Comme nous l’avons vu dans les articles des précédentes newsletters de citiZchool, le projet ecloZion est tourné vers ses participant·es. Le but étant qu’iels apprennent à se connaître pour se diriger vers un projet professionnel qui leur correspond. Cette découverte de soi passe aussi par la découverte des autres et de l’environnement qui les entoure. C’est dans cette optique que l’on retrouve un volet « action sociale » dans le programme ecloZion. Les jeunes de la promo ont rencontré des acteur·rices du monde social, autour de thématiques différentes, pour diversifier leur vision du bénévolat.

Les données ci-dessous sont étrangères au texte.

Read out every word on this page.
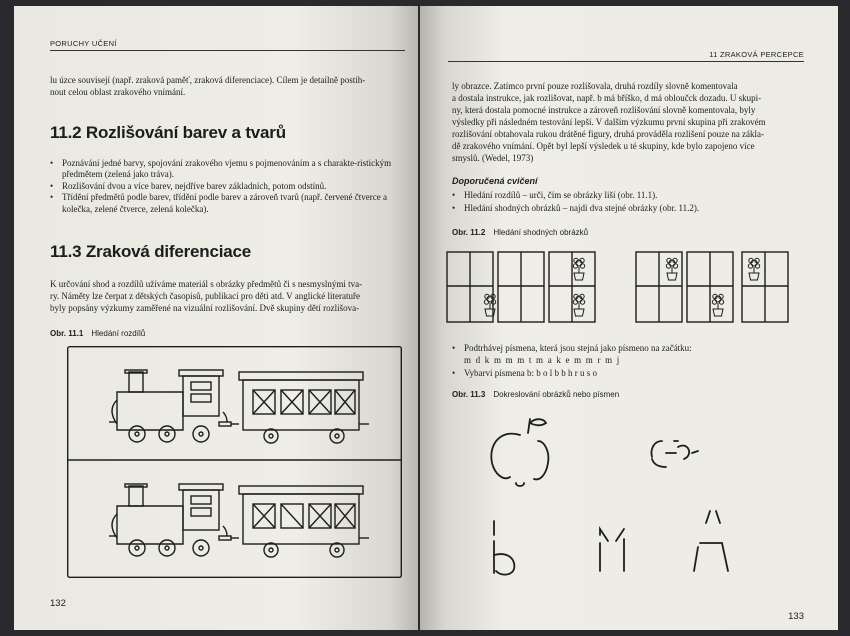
PORUCHY UČENÍ
lu úzce souvisejí (např. zraková paměť, zraková diferenciace). Cílem je detailně postih-
nout celou oblast zrakového vnímání.
11.2 Rozlišování barev a tvarů
• Poznávání jedné barvy, spojování zrakového vjemu s pojmenováním a s charakte-ristickým předmětem (zelená jako tráva).
• Rozlišování dvou a více barev, nejdříve barev základních, potom odstínů.
• Třídění předmětů podle barev, třídění podle barev a zároveň tvarů (např. červené čtverce a kolečka, zelené čtverce, zelená kolečka).
11.3 Zraková diferenciace
K určování shod a rozdílů užíváme materiál s obrázky předmětů či s nesmyslnými tva-
ry. Náměty lze čerpat z dětských časopisů, publikací pro děti atd. V anglické literatuře
byly popsány výzkumy zaměřené na vizuální rozlišování. Dvě skupiny dětí rozlišova-
Obr. 11.1 Hledání rozdílů
132
11 ZRAKOVÁ PERCEPCE
ly obrazce. Zatímco první pouze rozlišovala, druhá rozdíly slovně komentovala
a dostala instrukce, jak rozlišovat, např. b má bříško, d má obloučck dozadu. U skupi-
ny, která dostala pomocné instrukce a zároveň rozlišování slovně komentovala, byly
výsledky při následném testování lepší. V dalším výzkumu první skupina při zrakovém
rozlišování obtahovala rukou drátěné figury, druhá prováděla rozlišení pouze na zákla-
dě zrakového vnímání. Opět byl lepší výsledek u té skupiny, kde bylo zapojeno více
smyslů. (Wedel, 1973)
Doporučená cvičení
• Hledání rozdílů – urči, čím se obrázky liší (obr. 11.1).
• Hledání shodných obrázků – najdi dva stejné obrázky (obr. 11.2).
Obr. 11.2 Hledání shodných obrázků
• Podtrhávej písmena, která jsou stejná jako písmeno na začátku:
m d k m m m t m a k e m m r m j
• Vybarvi písmena b: b o l b b h r u s o
Obr. 11.3 Dokreslování obrázků nebo písmen
133
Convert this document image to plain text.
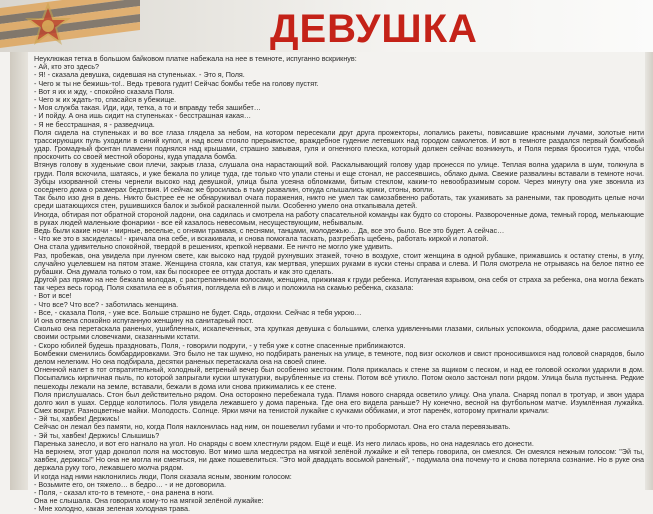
ДЕВУШКА

Неуклюжая тетка в большом байковом платке набежала на нее в темноте, испуганно вскрикнув:

- Ай, кто это здесь?

- Я! - сказала девушка, сидевшая на ступеньках. - Это я, Поля.

- Чего ж ты не бежишь-то!.. Ведь тревога гудит! Сейчас бомбы тебе на голову пустят.

- Вот я их и жду, - спокойно сказала Поля.

- Чего ж их ждать-то, спасайся в убежище.

- Моя служба такая. Иди, иди, тетка, а то и вправду тебя зашибет…

- И пойду. А она ишь сидит на ступеньках - бесстрашная какая…

- Я не бесстрашная, я - разведчица.

Поля сидела на ступеньках и во все глаза глядела за небом, на котором пересекали друг друга прожекторы, лопались ракеты, повисавшие красными лучами, золотые нити трассирующих пуль уходили в синий купол, и над всем стояло прерывистое, враждебное гудение летевших над городом самолетов. И вот в темноте раздался первый бомбовый удар. Громадный фонтан пламени поднялся над крышами, страшно завывая, гуля и огненного плеска, который должен сейчас возникнуть, и Поля первая бросится туда, чтобы проскочить со своей местной обороны, куда упадала бомба.

Втянув голову в худенькие свои плечи, закрыв глаза, слушала она нарастающий вой. Раскалывающий голову удар пронесся по улице. Теплая волна ударила в шум, толкнула в груди. Поля вскочила, шатаясь, и уже бежала по улице туда, где только что упали стены и еще стонал, не рассеявшись, облако дыма. Свежие развалины вставали в темноте ночи. Зубцы изорванной стены чернели высоко над девушкой, улица была усеяна обломками, битым стеклом, каким-то невообразимым сором. Через минуту она уже звонила из соседнего дома о размерах бедствия. И сейчас же бросилась в тьму развалин, откуда слышались крики, стоны, вопли.

Так было изо дня в день. Никто быстрее ее не обнаруживал очага поражения, никто не умел так самозабвенно работать, так ухаживать за ранеными, так проводить целые ночи среди шатающихся стен, рушившихся балок и зыбкой раскаленной пыли. Особенно умело она откапывала детей.

Иногда, обтирая пот обратной стороной ладони, она садилась и смотрела на работу спасательной команды как будто со стороны. Развороченные дома, темный город, мелькающие в руках людей маленькие фонарики - все ей казалось невесомым, несуществующим, небывалым.

Ведь были какие ночи - мирные, веселые, с огнями трамвая, с песнями, танцами, молодежью… Да, все это было. Все это будет. А сейчас…

- Что же это в засиделась! - кричала она себе, и вскакивала, и снова помогала таскать, разгребать щебень, работать киркой и лопатой.

Она стала удивительно спокойной, твердой в решениях, крепкой нервами. Ее ничто не могло уже удивить.

Раз, пробежав, она увидела при лунном свете, как высоко над грудой рухнувших этажей, точно в воздухе, стоит женщина в одной рубашке, прижавшись к остатку стены, в углу, случайно уцелевшем на пятом этаже. Женщина стояла, как статуя, как мертвая, уперших руками в куски стены справа и слева. И Поля смотрела не отрываясь на белое пятно ее рубашки. Она думала только о том, как бы поскорее ее оттуда достать и как это сделать.

Другой раз прямо на нее бежала молодая, с растрепанными волосами, женщина, прижимая к груди ребенка. Испуганная взрывом, она себя от страха за ребенка, она могла бежать так через весь город. Поля схватила ее в объятия, поглядела ей в лицо и положила на скамью ребенка, сказала:

- Вот и все!

- Что все? Что все? - заботилась женщина.

- Все, - сказала Поля, - уже все. Больше страшно не будет. Сядь, отдохни. Сейчас я тебя укрою…

И она отвела спокойно испуганную женщину на санитарный пост.

Сколько она перетаскала раненых, ушибленных, искалеченных, эта хрупкая девушка с большими, слегка удивленными глазами, сильных успокоила, ободрила, даже рассмешила своими острыми словечками, сказанными кстати.

- Скоро юбилей будешь праздновать, Поля, - говорили подруги, - у тебя уже к сотне спасенные приближаются.

Бомбежки сменились бомбардировками. Это было не так шумно, но подбирать раненых на улице, в темноте, под визг осколков и свист проносившихся над головой снарядов, было делом нелегким. Но она подбирала, десятки раненых перетаскала она на своей спине.

Огненной налет в тот отвратительный, холодный, ветреный вечер был особенно жестоким. Поля прижалась к стене за ящиком с песком, и над ее головой осколки ударили в дом. Посыпались кирпичная пыль, по которой запрыгали куски штукатурки, вырубленные из стены. Потом всё утихло. Потом около застонал поги рядом. Улица была пустынна. Редкие пешеходы лежали на земле, вставали, бежали в дома или снова прижимались к ее стене.

Поля прислушалась. Стон был действительно рядом. Она осторожно перебежала туда. Пламя нового снаряда осветило улицу. Она упала. Снаряд попал в тротуар, и звон удара долго жил в ушах. Сердце колотилось. Поля увидела лежавшего у дома паренька. Где она его видела раньше? Ну конечно, весной на футбольном матче. Изумлённая лужайка. Смех вокруг. Разноцветные майки. Молодость. Солнце. Ярки мячи на тенистой лужайке с кучками оббиками, и этот паренёк, которому пригнали кричали:

- Эй ты, хавбек! Держись!

Сейчас он лежал без памяти, но, когда Поля наклонилась над ним, он пошевелил губами и что-то пробормотал. Она его стала перевязывать.

- Эй ты, хавбек! Держись! Слышишь?

Паренька занесло, и вот его нагнало на угол. Но снаряды с воем хлестнули рядом. Ещё и ещё. Из него лилась кровь, но она надеялась его донести.

На верхнем, этот удар доколол поля на мостовую. Вот мимо шла медсестра на мягкой зелёной лужайке и ей теперь говорила, он смеялся. Он смеялся нежным голосом: "Эй ты, хавбек, держись!" Но она не могла ни смеяться, ни даже пошевелиться. "Это мой двадцать восьмой раненый", - подумала она почему-то и снова потеряла сознание. Но в руке она держала руку того, лежавшего молча рядом.

И когда над ними наклонились люди, Поля сказала ясным, звонким голосом:

- Возьмите его, он тяжело… в бедро… - и не договорила.

- Поля, - сказал кто-то в темноте, - она ранена в ноги.

Она не слышала. Она говорила кому-то на мягкой зелёной лужайке:

- Мне холодно, какая зеленая холодная трава.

Comment réaliser un projet humain ?

Tout d’abord les jeunes ont participé à une intervention proposée par le Centre régional d’information jeunesse Nouvelle-Aquitaine, anciennement connu sous le nom du CRIJ. Iels ont alors pris connaissance de toutes les étapes à réaliser quand on se lance dans un projet à but non lucratif.

Il faut se poser les bonnes questions pour pouvoir avancer : qui fait quoi, qui peut m’aider, qui finance et qui bénéficie de ce projet etc. ? Un projet citoyen nécessite une bonne connaissance du terrain, de la demande et du public visé.

Les jeunes ont pris conscience de l’importance de tenir compte des acteur·rices existant·es pour connaître les enjeux du territoire et en savoir plus sur les publics ciblés. Cela ne sert à rien de se lancer tête baissée dans un projet si celui-ci ne correspond à aucune attente. Les jeunes ont, pendant cet atelier, commencé à se renseigner sur les structures locales intervenant sur les thématiques sociales qui les intéressaient. Une première étape à leur implication citoyenne.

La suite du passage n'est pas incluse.